« Le meilleur moyen de prédire l’avenir, c’est de l’inventer. » – Alan Kay. C’est avec cette sage citation que nous plongeons dans l’univers complexe et parfois déconcertant de l’intelligence artificielle. Les chercheurs de l’Observatoire Internet de Stanford nous éclairent sur une trouvaille pour le moins inquiétante : pas moins de 1,008 cas avérés de matériel d’abus sexuels sur enfants (CSAM) ont été découverts dans une base de données entraînant les outils de génération d’images par IA. On dirait bien que dans cette quête d’inventer le futur, certains algorithmes ont appris des choses qu’ils n’auraient jamais dû connaître!
LAION, l’organisation non lucratif à l’origine de ce fameux dataset, a rapidement pris les devants en déclarant à 404 Media avoir « une tolérance zéro pour le contenu illégal » et prévoir de remettre en ligne la base de données une fois purgée de tout élément douteux. Apparemment, avant même la publication des datasets, des filtres auraient été mis en place pour occulter tout contenu illicite, mais eh, « La meilleure-laid des filtres ne saurait filtrer l’erreur humaine, » murmurerait un adage de geeks poètes s’il existait. Des leaders de LAION étaient apparemment conscients depuis 2021 que le fléau du CSAM pouvait infester leurs collections d’images glanées sur le web.

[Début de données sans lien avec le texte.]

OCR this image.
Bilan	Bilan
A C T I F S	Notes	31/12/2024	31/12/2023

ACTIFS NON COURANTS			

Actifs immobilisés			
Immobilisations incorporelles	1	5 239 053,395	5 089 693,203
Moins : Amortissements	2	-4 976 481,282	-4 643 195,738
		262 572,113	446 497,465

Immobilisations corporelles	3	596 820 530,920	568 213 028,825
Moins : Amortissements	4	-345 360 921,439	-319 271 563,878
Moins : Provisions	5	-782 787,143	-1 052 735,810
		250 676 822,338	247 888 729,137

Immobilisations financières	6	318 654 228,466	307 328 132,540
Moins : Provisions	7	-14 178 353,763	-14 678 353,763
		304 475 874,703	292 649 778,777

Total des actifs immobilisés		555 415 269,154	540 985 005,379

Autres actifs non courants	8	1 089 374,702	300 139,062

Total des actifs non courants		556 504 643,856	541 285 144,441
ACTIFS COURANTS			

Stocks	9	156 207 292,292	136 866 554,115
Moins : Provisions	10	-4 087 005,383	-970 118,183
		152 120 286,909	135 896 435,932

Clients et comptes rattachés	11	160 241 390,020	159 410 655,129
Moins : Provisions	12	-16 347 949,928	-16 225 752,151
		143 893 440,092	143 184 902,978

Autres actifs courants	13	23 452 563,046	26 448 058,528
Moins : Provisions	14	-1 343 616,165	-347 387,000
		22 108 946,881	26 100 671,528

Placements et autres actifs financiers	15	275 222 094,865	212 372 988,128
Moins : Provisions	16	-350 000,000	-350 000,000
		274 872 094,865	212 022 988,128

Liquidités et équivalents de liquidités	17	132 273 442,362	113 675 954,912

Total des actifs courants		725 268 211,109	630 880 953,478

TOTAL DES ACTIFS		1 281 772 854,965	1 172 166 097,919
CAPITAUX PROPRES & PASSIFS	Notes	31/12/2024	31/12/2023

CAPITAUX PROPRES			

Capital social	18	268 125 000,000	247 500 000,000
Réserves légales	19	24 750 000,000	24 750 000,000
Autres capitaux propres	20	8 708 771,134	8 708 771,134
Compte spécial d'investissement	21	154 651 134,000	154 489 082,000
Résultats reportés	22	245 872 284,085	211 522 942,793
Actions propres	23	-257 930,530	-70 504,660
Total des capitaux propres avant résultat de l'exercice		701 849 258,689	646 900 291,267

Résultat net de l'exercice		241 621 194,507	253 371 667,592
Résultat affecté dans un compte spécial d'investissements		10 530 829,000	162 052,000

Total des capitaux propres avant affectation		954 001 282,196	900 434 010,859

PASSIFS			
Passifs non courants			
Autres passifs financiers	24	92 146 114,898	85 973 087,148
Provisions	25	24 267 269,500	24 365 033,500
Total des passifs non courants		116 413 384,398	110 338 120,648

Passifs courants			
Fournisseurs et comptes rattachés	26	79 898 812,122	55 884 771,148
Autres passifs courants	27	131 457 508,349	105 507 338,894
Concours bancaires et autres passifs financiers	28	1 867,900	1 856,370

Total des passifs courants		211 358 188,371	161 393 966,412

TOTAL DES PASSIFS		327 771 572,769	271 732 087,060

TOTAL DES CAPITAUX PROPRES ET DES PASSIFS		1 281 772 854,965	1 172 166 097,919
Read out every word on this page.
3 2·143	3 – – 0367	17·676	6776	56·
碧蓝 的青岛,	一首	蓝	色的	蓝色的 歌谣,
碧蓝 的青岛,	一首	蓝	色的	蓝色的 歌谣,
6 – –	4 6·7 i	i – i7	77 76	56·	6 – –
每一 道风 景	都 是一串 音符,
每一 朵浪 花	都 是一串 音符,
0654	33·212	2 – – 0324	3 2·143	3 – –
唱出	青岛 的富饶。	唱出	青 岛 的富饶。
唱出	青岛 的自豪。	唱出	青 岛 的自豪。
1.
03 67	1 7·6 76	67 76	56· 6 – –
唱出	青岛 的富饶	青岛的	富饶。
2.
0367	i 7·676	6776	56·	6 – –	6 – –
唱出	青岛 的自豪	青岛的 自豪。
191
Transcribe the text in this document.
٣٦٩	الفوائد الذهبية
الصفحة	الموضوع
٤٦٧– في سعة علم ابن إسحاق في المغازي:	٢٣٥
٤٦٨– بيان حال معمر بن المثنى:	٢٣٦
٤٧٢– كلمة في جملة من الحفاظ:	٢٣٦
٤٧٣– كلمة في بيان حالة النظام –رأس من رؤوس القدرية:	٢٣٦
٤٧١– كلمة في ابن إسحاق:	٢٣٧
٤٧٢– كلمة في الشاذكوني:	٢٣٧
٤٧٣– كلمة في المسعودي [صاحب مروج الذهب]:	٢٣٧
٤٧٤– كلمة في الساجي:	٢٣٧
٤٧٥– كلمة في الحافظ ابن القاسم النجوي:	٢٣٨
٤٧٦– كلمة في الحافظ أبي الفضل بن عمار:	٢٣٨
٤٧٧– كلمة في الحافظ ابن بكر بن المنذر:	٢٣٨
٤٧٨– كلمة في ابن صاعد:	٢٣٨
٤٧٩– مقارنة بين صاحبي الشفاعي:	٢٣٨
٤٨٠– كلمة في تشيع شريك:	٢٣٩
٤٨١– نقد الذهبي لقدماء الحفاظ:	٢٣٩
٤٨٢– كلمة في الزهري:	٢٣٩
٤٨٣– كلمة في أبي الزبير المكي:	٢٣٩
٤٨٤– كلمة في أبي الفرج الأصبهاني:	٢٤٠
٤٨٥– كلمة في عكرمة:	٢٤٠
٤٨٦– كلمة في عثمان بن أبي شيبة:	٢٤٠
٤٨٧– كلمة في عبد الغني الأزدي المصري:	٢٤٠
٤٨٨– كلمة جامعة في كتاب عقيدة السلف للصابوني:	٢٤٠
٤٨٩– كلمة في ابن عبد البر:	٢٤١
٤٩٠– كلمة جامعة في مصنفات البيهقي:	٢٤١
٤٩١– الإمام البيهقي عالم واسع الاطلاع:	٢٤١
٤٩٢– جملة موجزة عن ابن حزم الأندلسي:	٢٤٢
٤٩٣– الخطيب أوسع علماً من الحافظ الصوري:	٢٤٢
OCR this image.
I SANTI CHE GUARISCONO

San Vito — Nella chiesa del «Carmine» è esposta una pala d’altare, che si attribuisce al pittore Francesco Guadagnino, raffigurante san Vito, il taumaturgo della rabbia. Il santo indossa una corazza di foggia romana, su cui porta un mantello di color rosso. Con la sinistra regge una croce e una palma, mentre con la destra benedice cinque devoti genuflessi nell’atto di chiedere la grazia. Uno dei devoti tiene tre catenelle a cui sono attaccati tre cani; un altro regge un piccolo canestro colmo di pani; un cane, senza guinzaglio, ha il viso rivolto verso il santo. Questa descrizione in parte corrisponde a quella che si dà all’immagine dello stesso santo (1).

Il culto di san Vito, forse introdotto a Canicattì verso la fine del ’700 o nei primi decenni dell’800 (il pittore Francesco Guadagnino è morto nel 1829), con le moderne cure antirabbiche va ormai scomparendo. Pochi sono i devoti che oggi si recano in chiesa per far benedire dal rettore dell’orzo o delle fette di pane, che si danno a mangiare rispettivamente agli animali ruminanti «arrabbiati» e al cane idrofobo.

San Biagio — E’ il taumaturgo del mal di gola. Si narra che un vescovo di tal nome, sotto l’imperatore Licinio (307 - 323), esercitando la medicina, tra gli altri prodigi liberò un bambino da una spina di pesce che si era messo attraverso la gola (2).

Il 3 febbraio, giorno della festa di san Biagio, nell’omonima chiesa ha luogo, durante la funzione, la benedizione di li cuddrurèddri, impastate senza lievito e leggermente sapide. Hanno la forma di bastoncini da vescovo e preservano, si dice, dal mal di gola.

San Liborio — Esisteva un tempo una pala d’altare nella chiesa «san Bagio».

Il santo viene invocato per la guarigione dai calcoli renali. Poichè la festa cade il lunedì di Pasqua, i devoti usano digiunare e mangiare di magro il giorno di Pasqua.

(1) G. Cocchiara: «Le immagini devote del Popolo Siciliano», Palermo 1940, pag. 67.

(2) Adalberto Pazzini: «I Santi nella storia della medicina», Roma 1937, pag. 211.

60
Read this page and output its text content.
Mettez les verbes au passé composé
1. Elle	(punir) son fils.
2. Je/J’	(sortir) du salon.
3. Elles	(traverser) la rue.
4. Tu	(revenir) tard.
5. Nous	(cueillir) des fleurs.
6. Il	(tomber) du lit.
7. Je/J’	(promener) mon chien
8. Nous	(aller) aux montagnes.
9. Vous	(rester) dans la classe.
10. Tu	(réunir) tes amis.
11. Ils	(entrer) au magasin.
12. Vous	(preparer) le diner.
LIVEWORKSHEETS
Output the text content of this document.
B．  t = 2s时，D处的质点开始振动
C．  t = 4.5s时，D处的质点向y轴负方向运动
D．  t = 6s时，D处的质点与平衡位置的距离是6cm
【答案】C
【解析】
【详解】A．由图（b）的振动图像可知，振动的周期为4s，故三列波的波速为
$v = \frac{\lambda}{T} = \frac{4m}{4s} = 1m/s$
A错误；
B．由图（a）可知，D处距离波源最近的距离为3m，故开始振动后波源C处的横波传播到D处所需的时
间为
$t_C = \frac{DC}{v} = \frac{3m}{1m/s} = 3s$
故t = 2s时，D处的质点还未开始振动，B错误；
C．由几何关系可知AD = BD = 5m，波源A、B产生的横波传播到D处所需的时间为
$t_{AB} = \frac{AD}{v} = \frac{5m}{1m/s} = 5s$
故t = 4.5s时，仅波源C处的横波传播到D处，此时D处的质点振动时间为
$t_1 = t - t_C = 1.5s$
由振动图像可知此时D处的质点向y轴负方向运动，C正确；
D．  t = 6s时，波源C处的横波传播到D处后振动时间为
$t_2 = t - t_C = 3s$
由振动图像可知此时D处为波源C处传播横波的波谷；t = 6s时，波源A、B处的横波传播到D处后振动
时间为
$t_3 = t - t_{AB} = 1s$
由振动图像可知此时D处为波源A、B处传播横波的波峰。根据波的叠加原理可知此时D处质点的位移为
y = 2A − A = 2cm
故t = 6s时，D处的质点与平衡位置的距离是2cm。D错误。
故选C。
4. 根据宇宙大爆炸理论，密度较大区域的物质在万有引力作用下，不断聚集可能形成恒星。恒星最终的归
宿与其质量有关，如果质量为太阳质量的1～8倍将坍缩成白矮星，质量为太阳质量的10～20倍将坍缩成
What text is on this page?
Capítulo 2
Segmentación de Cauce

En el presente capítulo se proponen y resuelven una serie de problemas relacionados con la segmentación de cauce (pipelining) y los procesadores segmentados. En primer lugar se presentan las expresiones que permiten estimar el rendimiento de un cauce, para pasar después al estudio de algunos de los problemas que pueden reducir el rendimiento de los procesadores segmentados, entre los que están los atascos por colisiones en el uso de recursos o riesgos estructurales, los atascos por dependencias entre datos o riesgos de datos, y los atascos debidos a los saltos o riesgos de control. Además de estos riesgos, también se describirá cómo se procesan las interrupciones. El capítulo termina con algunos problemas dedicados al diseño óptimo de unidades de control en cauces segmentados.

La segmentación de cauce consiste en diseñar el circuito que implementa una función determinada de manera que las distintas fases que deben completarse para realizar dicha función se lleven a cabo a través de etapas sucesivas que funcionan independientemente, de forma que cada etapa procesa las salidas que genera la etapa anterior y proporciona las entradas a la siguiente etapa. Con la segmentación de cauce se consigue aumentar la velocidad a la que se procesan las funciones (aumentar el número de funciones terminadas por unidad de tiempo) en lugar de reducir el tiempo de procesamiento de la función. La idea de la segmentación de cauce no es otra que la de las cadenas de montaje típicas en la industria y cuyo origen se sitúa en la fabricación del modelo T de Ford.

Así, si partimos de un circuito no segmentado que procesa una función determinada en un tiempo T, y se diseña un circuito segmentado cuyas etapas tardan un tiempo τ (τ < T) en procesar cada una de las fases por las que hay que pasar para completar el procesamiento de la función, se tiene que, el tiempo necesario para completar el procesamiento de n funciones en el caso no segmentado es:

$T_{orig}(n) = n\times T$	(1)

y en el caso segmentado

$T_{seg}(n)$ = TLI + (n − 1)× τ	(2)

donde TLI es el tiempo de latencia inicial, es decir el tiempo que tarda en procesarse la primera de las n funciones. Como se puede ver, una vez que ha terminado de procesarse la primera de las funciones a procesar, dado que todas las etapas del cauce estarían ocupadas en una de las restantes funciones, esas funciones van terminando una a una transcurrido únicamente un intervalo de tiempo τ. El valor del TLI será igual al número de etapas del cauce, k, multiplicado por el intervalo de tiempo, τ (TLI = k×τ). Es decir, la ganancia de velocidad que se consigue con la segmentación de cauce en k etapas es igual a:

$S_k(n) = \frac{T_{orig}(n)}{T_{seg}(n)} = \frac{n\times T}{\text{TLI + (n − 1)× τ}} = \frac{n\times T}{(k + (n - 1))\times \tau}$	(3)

Entre nous, le dataset LAION-5B est un peu l’armoire à glaces de l’IA : on y trouve des millions d’images allant du pornographique au violent, en passant par des mèmes racistes et de l’art protégé par le droit d’auteur. C’est une vraie caverne d’Ali Baba si Ali Baba était un algorithme avec un goût douteux. Christoph Schuhmann, le fondateur de LAION, avoue ne pas avoir eu vent de CSAM dans la base, mais soyons honnêtes, qui a le temps de fouiller dans 5 milliards d’images?
Une sombre découverte rappelle que le côté obscur de la force peut aussi infiltrer les datasets destinés à l’IA.
La loi américaine interdit généralement la consultation de CSAM à des fins de vérification. Qu’à cela ne tienne, les chercheurs de Stanford, dans un acte de bravoure numérique, ont utilisé des techniques telles que la détection par hash perceptuel et cryptographique, ainsi que l’analyse des plus proches voisins. Résultat des courses : 3,226 entrées suspectes de contenir du CSAM, dont beaucoup ont été confirmées par des entités comme PhotoDNA et le Centre canadien de protection de l’enfance. En gros, c’est un combo de technologies poussées au service d’une chasse aux sorcières 2.0.
Mais que serait un article techno sans un protagoniste nommé Google ou une IA révolutionnaire? Stability AI, le père de l’outil de génération d’images Stable Diffusion, a entraîné sa progéniture avec une portion de données LAION-5B. Google n’a pas été en reste avec son modèle Imagen. Bien sûr, Stability AI, tel un chevalier blanc, se défend en bloquant toute utilisation illégale de ses systèmes, edit de CSAM inclus. Moralité : on trie, on affine, on essaye de mitiger les « comportements résiduels », un peu comme on retiendrait un fléau avec du fil dentaire.
Pour finir sur une note moins chaotique, signalons que la version 2 de la Stable Diffusion, mieux filtrée, rend plus ardue la génération d’images explicites. Par contre, la 1.5, toujours accessible sur le web, n’est pas aussi verrouillée. Selon les auteurs de l’étude de Stanford, on devrait envisager de rendre obsolètes les modèles basés sur la Stable Diffusion 1.5, et de cesser leur distribution. L’aventure IA, malgré ses promesses d’un nouvel Eden numérique, nous rappelle qu’un Eden sans serpent serait comme une pizza sans fromage : impensable… Mais on aurait peut-être dû vérifier la garniture avant de la commander!